In the back of the Grey Hotel, the porch listed and tilted like a planet. Boards warped upward. One large hole gaped in the floor. In the front of the Grey Hotel, the porch listed and tilted like a planet. A set of stone steps stood out from the riverside porch, as though they once connected the fields to the hotel, though the hotel had since backed away from them. All the windows were boarded up. Work trucks were parked in a line against the hotel, as though their drivers resented the fact that the building still stood, but had parked far enough away that a strong enough wind wouldn’t lay the Grey Hotel on top of them.

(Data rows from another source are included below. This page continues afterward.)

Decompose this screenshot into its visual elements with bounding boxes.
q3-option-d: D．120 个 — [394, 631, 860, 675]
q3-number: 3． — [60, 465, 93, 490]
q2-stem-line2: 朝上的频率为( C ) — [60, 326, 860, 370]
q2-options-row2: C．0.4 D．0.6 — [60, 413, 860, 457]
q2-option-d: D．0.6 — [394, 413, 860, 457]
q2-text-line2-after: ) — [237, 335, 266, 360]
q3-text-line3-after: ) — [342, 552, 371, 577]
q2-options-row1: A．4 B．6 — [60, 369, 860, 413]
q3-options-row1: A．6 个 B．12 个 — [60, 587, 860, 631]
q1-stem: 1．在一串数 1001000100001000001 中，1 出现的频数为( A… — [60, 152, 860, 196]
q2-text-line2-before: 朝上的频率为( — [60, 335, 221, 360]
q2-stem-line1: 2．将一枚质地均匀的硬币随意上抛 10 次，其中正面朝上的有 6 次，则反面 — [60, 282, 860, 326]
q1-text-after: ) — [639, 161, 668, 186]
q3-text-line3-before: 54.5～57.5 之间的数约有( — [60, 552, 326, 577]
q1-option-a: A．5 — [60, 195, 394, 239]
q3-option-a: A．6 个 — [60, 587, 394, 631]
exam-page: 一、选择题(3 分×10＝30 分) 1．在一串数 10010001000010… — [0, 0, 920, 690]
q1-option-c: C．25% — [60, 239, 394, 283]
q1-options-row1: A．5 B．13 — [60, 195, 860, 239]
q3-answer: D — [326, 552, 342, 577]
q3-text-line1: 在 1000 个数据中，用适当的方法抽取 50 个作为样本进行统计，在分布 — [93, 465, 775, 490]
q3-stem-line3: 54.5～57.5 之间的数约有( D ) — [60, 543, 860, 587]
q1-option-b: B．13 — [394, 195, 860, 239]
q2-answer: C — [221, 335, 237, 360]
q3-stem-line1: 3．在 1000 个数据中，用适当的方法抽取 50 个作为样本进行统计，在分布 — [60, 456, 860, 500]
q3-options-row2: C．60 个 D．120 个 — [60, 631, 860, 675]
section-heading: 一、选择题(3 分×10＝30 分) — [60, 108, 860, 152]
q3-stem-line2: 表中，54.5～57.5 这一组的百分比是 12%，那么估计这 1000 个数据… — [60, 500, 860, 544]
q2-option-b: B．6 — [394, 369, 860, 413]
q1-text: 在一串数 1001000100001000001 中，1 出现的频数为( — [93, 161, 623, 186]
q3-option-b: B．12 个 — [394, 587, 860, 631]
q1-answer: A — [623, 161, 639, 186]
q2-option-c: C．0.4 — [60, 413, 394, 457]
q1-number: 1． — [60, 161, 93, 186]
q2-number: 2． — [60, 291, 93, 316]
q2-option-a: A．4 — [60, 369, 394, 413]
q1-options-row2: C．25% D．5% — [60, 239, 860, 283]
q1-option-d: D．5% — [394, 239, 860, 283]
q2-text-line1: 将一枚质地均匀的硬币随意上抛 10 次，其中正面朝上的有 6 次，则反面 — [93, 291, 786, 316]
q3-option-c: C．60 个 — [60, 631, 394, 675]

Catherine and Irving circled the hotel on foot, trying to imagine it having been lived in, trying to imagine it lived in again. How many years, how many decades had it been?

Then they saw the Holy Grail of the trip.

In bramble before a corner of the tall grey edifice, grey January grass and grey sky, lay a single jigsawed, curlicued porch bracket. They both moved toward it. Catherine picked it up. They immediately walked back to the van. Again they looked at the hotel falling down against the sky, then Catherine started up the van and drove slowly out of what was left of New Berlin.

The bracket became a psychogeographical icon. Irving imagined its future home and shrine. Irving imagined an old house, a small house, somewhere in Riverside or east downtown, maybe near St. Johns Episcopal Cathedral, and this small hidden, anonymous place would be PsychoGeoHouse, filled with framed images of Hogan Street, 1920s, and the lost Hotel Albert, and the “New St. James Hotel, Jacksonville, Fla., cor. Julia and Monroe Streets, An Up-To-Date First Class European Hotel,” and Forsyth Street and Hotel Aragon, and a stained glass window and a Jax Beer “the Drink of Friendship” sign, and this old gargoyle and that fire escape from this demolished hotel. And the members would come to PsychoGeoHouse with their papers and their Cloak-and-Dagger and talk about this strange corner of town-not-town they had wandered or give their accounts of a haunted house or occult corner of Springfield or occluded creek kayaked through the Northside. They would come to PsychoGeoHouse with historical and architectural alchemy and they would be the true mayors of the secret and true city the way Percy Bysshe Shelley claimed that poets were the unacknowledged legislators of the world. Amongst and amidst, in PsychoGeoHouse, this jigsawed porch bracket from the Grey Hotel hangs on the wall.

Down 9A to St. Johns Bluff Road toward UNF, they passed the 133 year-old pine porch bracket back and forth. The bracket felt substantial, but not heavy. It could have been 10 years old. It contained its own togetherness. It felt old but strong, strong because it was old. This bracket was the substantial lastingness of the carpentry of more than a century ago. Catherine held the bracket in her lap and imagined it’s the beating heart of Thomas Grey, momento mori; Irving held the bracket in his hands and imagined it’s his newborn son. More than 130 years ago, a carpenter held the bracket in his hands and fastened it to the top of a second-story porch post on the Grey Hotel in New Berlin, Florida.